Creo que es la muerte.

Es el miedo a la muerte…

A que las personas queridas se vayan antes de volver a verlas.

Es la muerte, el miedo al tiempo desperdiciado.

El miedo los corretea. Ya no soy una niña, ya no es un secreto.

Creo que la muerte no es para temerle. Creo que no debe apurarnos, porque nos puede alcanzar en cualquier momento. Si es algo tan inevitable, ¿para qué anticiparla? Ya tenemos suficiente con nuestras otras angustias.

Morirse es la cosa más fácil que se hace en la vida, porque sólo se hace una vez. Pero no es cualquier cosa, tiene que salirte bien. Ya te contaré con calma cuando venga a visitarte, lo prometo. Es como echar una siesta tranquila que nunca se acaba.

Qué bello debe ser eso, abuelo. ¿Por qué no vienes a verme? ¿Por qué sigues rompiendo tus promesas?
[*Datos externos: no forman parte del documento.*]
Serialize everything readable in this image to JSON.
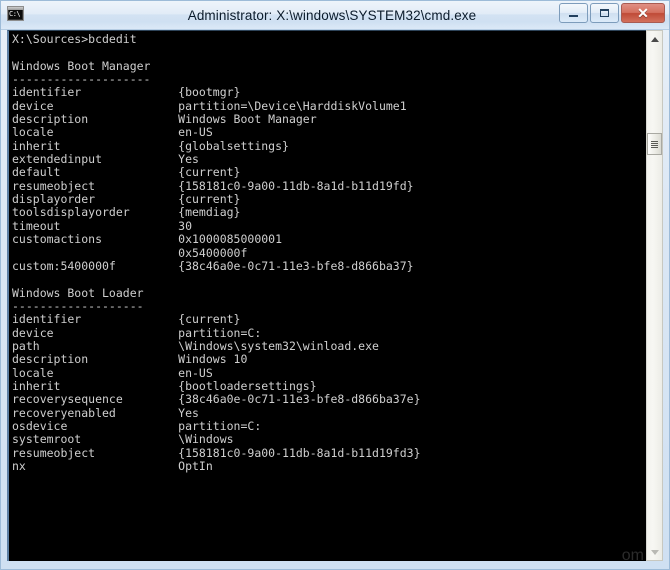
{
  "window": {
    "title": "Administrator: X:\\windows\\SYSTEM32\\cmd.exe",
    "icon_label": "C:\\",
    "icon_name": "cmd-prompt-icon",
    "buttons": {
      "minimize": "–",
      "maximize": "□",
      "close": "✕"
    },
    "colors": {
      "titlebar_top": "#eef4fb",
      "titlebar_bottom": "#dce9f7",
      "frame": "#9dbbd8",
      "close_button": "#bf4a37",
      "console_background": "#000000",
      "console_foreground": "#cfcfcf"
    }
  },
  "console": {
    "prompt_line": "X:\\Sources>bcdedit",
    "lines": [
      "X:\\Sources>bcdedit",
      "",
      "Windows Boot Manager",
      "--------------------",
      "identifier              {bootmgr}",
      "device                  partition=\\Device\\HarddiskVolume1",
      "description             Windows Boot Manager",
      "locale                  en-US",
      "inherit                 {globalsettings}",
      "extendedinput           Yes",
      "default                 {current}",
      "resumeobject            {158181c0-9a00-11db-8a1d-b11d19fd}",
      "displayorder            {current}",
      "toolsdisplayorder       {memdiag}",
      "timeout                 30",
      "customactions           0x1000085000001",
      "                        0x5400000f",
      "custom:5400000f         {38c46a0e-0c71-11e3-bfe8-d866ba37}",
      "",
      "Windows Boot Loader",
      "-------------------",
      "identifier              {current}",
      "device                  partition=C:",
      "path                    \\Windows\\system32\\winload.exe",
      "description             Windows 10",
      "locale                  en-US",
      "inherit                 {bootloadersettings}",
      "recoverysequence        {38c46a0e-0c71-11e3-bfe8-d866ba37e}",
      "recoveryenabled         Yes",
      "osdevice                partition=C:",
      "systemroot              \\Windows",
      "resumeobject            {158181c0-9a00-11db-8a1d-b11d19fd3}",
      "nx                      OptIn"
    ],
    "sections": [
      {
        "heading": "Windows Boot Manager",
        "underline": "--------------------",
        "entries": [
          {
            "key": "identifier",
            "value": "{bootmgr}"
          },
          {
            "key": "device",
            "value": "partition=\\Device\\HarddiskVolume1"
          },
          {
            "key": "description",
            "value": "Windows Boot Manager"
          },
          {
            "key": "locale",
            "value": "en-US"
          },
          {
            "key": "inherit",
            "value": "{globalsettings}"
          },
          {
            "key": "extendedinput",
            "value": "Yes"
          },
          {
            "key": "default",
            "value": "{current}"
          },
          {
            "key": "resumeobject",
            "value": "{158181c0-9a00-11db-8a1d-b11d19fd}"
          },
          {
            "key": "displayorder",
            "value": "{current}"
          },
          {
            "key": "toolsdisplayorder",
            "value": "{memdiag}"
          },
          {
            "key": "timeout",
            "value": "30"
          },
          {
            "key": "customactions",
            "value": "0x1000085000001"
          },
          {
            "key": "",
            "value": "0x5400000f"
          },
          {
            "key": "custom:5400000f",
            "value": "{38c46a0e-0c71-11e3-bfe8-d866ba37}"
          }
        ]
      },
      {
        "heading": "Windows Boot Loader",
        "underline": "-------------------",
        "entries": [
          {
            "key": "identifier",
            "value": "{current}"
          },
          {
            "key": "device",
            "value": "partition=C:"
          },
          {
            "key": "path",
            "value": "\\Windows\\system32\\winload.exe"
          },
          {
            "key": "description",
            "value": "Windows 10"
          },
          {
            "key": "locale",
            "value": "en-US"
          },
          {
            "key": "inherit",
            "value": "{bootloadersettings}"
          },
          {
            "key": "recoverysequence",
            "value": "{38c46a0e-0c71-11e3-bfe8-d866ba37e}"
          },
          {
            "key": "recoveryenabled",
            "value": "Yes"
          },
          {
            "key": "osdevice",
            "value": "partition=C:"
          },
          {
            "key": "systemroot",
            "value": "\\Windows"
          },
          {
            "key": "resumeobject",
            "value": "{158181c0-9a00-11db-8a1d-b11d19fd3}"
          },
          {
            "key": "nx",
            "value": "OptIn"
          }
        ]
      }
    ],
    "watermark": "om"
  },
  "scrollbar": {
    "up_arrow": "▲",
    "down_arrow": "▼"
  }
}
La abuela tiene 101 años, ese número les da miedo.

A los parientes.

A mis papás, a mis tías.

Los hace pensar en sus propios números, los corretea.

101 años, yo no lo sabía.

Me enteré durante su fiesta pasada, cuando tocó partir el pastel. Las velitas no se apagaban; eran de truco, hasta me dio tiempo de contarlas. La abuela sopló despacito, pero seguía soplando. Al final de cuentas lo logró. Todos aplaudimos, aunque en realidad nos sentimos muy tristes. De repente algo milagroso.

Una de mis primitas más tremendas preguntó sin ataduras:

—¿Pues cuántos años tienes, viejita?

Y que mi abuela, tremenda también, le responde:

—Cuál viejita ni que la tostada, pinche chamaca. ¿Que no ves que apenas voy naciendo?

Entro al cuarto de la abuela y subo a la cama fría.

No está respirando, enseguida me doy cuenta.

No me asusto, no me da miedo.

Tengo que avisarles, pero antes quiero acostarme y descansar. Quiero cerrar los ojos, aunque sólo sea por un rato. Me cobijo con sus brazos; siguen tibios y suaves. Apenas vas naciendo, abuela, tenías razón.

Por favor salúdame a Fer, dile que ahora soy yo la que cuida las luces.

Dile al abuelo que venga a visitarme, regáñalo para que ya no rompa sus promesas.

Ahora sólo quiero dormir. En esta cama tan cómoda, tan familiar.

Nada me da miedo, pronto volveremos a vernos, Dulces sueños, abuela.